A few words on Sunday's key players:
Fabian Espindola is going to be really popular in Harrison if he keeps popping up in the right place. Acquired in an off-season trade with Real Salt Lake, he scored twice in the first 25 minutes Sunday, opportunistically pouncing on defensive mistakes. Sometimes scoring takes a brilliant move (more on that later). Sometimes it's just a matter of being in the right place. Sometimes it helps if your team's best player is so invisible for long stretches that you have more room to move.
Diego Valeri had the play of the game, juggling an entry pass through the center of the Red Bulls' defense before flicking it past goalkeeper Luis Robles in the 14th minute. It was a stunning bit of skill from the Argentine, who like Espindola was making his debut for his new team, and it served as a lifeline for Portland in a half in which plenty went wrong.
Mikael Silvestre had the worst opening night by an M.L.S. defender in front of his home crowd since, well, Nicola Caricola. But even the mighty Caricola was only to blame for one goal. Silvestre was responsible, directly or indirectly, for all three scored by the Red Bulls: a mind-numbingly bad back pass that led to Espindola's opening goal, a whiff that let Espindola in again to score the second, and a poorly timed walkabout that allowed the Red Bulls to add a third before halftime. That's a rough debut for a guy who attended his first practice with the team on Friday. At least he knows it can't possibly get worse.
Silvestre's troubles only served to cover up for the wild night of Jamison Olave, who scored the third goal — for each team. Olave pounced on a Heath Pearce cross in the 28th minute, scoring from close range, but then deflected a similar low cross from the right into his own net in the 83rd minute, completing Portland's comeback.

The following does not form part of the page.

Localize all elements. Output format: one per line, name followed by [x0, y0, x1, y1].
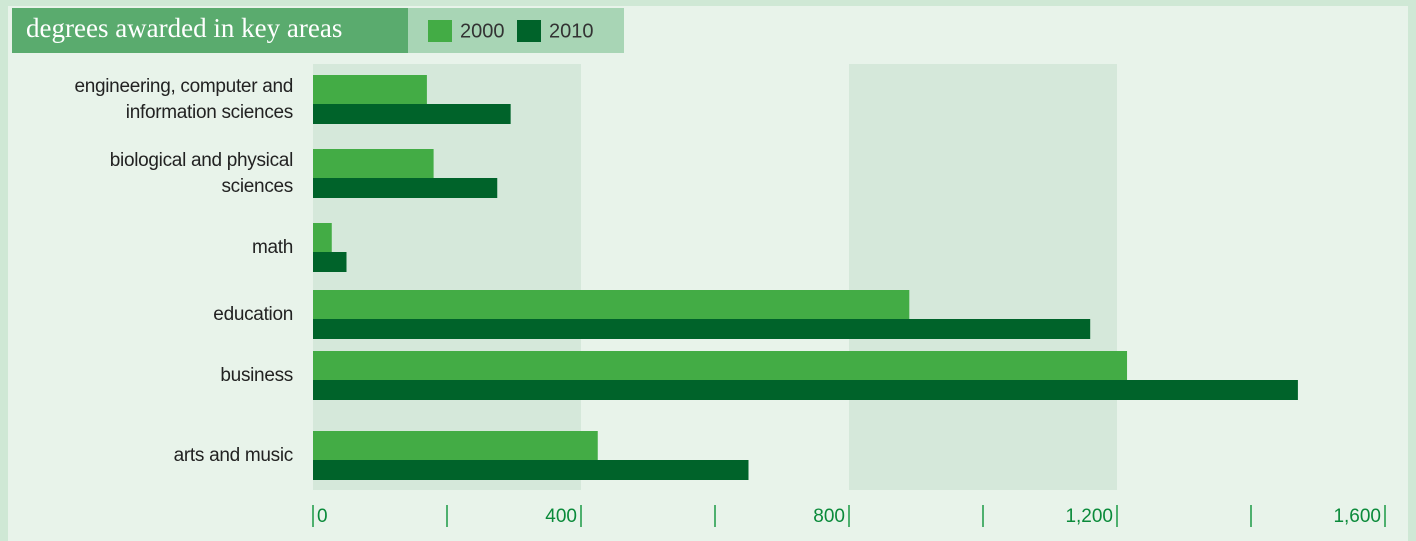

Olave also wandered away like a child from his mother in a department store in the 93rd minute, leaving Ryan Johnson alone for a bicycle kick that could have won it for Portland.
The referee Jair Marrufo is not going to like the grades he gets from the league office after he turned a blind eye to a clear penalty in the 54th minute, when Heath Pearce pulled down Andrew Jean-Baptiste like a calf-roper in a rodeo ring. Pearce did everything but tie Jean-Baptiste's ankles together when he was done, but Marrufo saw none of it. Darlington Nagbe took Marrufo off the hook just over a minute later when he slammed in a rebound to make it 3-2, but if the Timbers hadn't come away with a point, they would have (rightly) been screaming about Pearce's foul.
Man of the match? For Portland, it has to be Valeri for his tight-space juggling act. For the Red Bulls? A tossup between Espindola and Silvestre.